Taking its lead from the European Banking Authority, the UK's Financial Conduct Authority has confirmed a delay to the enforcement of stronger payment security standards to give firms more time to prepare.
Earlier this month, the EBA paved the way for some firms, on an "exceptional basis", to get an extension of the September deadline for new Strong Consumer Authentication (SCA) rules for e-commerce transactions. The regulations demand a two-step verification process be implemented for all online purchases over EUR30.
The rules, which are being pushed through under the the PSD2 Directive, have faced strong opposition from a market which is widely seen to not be ready for the switch.
In a statement, the FCA says that it recognises the challenges in meeting the September deadline and has been working with the industry to to implement SCA for card payments in e-commerce as soon as possible after this.

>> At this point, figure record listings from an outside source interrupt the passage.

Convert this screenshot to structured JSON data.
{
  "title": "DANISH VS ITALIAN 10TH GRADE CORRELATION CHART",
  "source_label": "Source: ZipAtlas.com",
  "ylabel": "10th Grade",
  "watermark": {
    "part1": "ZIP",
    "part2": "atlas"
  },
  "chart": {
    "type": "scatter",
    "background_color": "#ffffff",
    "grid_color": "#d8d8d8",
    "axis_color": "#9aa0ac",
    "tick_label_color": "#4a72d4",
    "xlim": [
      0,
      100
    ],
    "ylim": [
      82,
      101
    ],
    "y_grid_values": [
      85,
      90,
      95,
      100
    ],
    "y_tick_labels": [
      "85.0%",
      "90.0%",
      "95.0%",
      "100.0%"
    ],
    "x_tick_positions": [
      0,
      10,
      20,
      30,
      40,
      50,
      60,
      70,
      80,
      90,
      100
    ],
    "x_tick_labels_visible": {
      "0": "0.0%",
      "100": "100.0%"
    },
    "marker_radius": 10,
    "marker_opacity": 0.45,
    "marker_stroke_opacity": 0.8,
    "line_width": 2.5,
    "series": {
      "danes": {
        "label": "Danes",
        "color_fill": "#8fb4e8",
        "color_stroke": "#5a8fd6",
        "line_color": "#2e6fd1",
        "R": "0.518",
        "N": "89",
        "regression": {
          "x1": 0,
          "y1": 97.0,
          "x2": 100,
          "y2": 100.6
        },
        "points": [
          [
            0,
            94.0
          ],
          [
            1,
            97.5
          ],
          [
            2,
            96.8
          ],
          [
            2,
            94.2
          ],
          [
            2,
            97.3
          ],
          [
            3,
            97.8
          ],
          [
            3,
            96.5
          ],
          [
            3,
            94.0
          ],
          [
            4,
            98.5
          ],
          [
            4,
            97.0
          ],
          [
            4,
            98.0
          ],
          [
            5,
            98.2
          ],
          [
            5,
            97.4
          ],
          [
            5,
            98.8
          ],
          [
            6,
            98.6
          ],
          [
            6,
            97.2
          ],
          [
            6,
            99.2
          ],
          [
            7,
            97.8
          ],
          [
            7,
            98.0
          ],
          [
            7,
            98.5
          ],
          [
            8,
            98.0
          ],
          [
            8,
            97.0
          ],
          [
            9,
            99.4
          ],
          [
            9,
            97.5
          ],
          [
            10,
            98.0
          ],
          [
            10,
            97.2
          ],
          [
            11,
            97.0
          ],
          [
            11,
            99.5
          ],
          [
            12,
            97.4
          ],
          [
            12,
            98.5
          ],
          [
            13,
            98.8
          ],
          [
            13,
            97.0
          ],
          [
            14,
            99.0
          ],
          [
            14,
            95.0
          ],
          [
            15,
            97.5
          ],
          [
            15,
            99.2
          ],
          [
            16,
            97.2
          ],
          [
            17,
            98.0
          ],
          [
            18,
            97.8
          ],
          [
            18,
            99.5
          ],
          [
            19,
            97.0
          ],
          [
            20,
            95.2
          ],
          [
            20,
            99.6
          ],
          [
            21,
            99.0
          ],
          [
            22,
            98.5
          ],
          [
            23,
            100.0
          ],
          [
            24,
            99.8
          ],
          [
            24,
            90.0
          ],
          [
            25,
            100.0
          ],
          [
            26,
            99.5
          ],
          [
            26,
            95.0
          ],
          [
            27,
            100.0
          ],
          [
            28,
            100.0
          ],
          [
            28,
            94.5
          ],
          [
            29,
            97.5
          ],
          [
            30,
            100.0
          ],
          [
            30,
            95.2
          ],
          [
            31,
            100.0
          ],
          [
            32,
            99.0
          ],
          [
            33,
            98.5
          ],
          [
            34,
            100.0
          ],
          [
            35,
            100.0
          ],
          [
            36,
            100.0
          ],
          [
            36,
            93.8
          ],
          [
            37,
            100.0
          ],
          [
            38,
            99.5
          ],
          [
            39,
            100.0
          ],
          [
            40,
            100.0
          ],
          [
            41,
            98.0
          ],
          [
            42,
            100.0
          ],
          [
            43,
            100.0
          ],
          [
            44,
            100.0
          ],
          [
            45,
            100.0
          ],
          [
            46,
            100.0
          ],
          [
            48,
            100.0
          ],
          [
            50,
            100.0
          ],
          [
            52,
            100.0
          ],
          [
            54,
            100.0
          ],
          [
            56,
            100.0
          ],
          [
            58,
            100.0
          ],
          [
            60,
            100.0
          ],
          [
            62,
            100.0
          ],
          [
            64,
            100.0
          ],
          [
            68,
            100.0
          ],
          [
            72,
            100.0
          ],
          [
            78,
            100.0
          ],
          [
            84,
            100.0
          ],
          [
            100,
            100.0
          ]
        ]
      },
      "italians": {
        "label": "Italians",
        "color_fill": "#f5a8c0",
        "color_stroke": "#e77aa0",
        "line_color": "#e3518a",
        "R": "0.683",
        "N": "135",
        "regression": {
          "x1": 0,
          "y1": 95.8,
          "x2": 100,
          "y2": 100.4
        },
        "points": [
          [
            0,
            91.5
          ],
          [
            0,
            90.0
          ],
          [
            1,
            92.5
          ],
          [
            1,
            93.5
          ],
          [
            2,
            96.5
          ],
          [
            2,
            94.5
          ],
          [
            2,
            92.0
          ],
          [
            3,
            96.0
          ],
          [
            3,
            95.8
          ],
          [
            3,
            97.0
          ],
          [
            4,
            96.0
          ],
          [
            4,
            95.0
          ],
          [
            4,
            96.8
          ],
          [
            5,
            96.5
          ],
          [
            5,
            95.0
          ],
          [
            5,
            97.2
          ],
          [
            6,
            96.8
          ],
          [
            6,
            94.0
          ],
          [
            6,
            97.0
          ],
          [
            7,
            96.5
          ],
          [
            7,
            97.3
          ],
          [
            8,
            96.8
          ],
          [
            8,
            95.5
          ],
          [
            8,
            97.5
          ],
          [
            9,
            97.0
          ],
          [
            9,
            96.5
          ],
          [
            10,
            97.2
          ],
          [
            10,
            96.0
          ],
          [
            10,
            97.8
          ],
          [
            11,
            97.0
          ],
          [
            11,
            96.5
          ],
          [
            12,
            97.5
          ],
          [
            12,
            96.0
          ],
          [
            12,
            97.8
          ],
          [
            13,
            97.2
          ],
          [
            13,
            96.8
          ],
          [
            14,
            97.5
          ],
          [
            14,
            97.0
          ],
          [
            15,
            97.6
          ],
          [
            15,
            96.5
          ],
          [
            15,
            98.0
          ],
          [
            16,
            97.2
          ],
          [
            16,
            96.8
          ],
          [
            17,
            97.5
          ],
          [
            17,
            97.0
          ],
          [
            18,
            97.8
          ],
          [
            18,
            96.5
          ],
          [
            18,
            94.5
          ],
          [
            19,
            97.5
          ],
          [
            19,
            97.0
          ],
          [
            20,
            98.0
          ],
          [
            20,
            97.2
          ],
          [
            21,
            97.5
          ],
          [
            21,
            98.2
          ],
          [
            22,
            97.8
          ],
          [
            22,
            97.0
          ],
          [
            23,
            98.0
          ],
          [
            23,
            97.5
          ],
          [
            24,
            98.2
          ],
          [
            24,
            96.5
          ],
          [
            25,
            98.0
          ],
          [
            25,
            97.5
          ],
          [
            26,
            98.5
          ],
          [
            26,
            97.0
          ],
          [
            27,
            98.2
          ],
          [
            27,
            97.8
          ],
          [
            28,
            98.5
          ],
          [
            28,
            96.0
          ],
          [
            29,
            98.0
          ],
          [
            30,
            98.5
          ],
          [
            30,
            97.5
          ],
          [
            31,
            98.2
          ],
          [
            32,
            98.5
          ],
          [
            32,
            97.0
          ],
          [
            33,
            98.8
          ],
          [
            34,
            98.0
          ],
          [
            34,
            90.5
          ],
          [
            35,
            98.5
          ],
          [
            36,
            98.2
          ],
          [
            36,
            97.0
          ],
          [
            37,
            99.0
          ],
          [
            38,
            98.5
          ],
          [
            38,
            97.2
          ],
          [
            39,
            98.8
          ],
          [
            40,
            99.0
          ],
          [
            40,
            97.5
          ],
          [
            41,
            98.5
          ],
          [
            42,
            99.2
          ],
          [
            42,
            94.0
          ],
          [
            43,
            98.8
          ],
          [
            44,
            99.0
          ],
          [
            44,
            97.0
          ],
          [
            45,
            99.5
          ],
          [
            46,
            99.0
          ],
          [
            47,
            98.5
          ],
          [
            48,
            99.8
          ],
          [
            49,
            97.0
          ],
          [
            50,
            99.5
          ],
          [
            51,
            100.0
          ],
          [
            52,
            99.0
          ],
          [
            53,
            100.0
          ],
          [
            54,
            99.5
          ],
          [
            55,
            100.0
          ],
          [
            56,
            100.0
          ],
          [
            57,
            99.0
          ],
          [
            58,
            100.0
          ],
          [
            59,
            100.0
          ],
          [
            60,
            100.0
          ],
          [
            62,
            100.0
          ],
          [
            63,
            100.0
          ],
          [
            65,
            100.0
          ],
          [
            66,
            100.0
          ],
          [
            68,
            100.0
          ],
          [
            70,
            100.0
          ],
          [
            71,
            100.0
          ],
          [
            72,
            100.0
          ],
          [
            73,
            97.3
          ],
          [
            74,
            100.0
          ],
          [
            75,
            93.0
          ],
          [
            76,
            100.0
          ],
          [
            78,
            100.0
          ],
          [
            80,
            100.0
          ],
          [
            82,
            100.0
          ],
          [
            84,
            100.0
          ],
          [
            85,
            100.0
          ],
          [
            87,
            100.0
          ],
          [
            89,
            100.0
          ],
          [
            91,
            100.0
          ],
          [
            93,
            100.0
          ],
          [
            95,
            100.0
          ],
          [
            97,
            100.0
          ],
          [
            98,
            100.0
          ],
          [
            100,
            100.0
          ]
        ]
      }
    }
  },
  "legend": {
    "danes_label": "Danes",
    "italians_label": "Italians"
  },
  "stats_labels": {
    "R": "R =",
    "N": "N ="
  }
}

"We aim to quickly agree a plan with stakeholders across the industry that encompasses a blueprint for compliance and readiness, a timetable for achieving this, and key milestones and targets to deliver improved security of customer authentication and fraud reduction along the way," states the regulator. "We will work in close cooperation with all the industry stakeholders and other authorities, including the Payment Systems Regulator, to ensure delivery of the blueprint at pace."
Angus McFadyen, partner, Pinsent Masons says the FCA's reversal continues the regulatory recognition of the adverse impact these rules could have.
"Consumers will see a real impact on their day to day spending experience and no one is communicating with them to explain this," he says. "Equally, the regulators haven’t been able to address some of the other unintended consequences such as the possible adverse impact on the innovative overlay services, like money management apps, that law makers have been supporting.”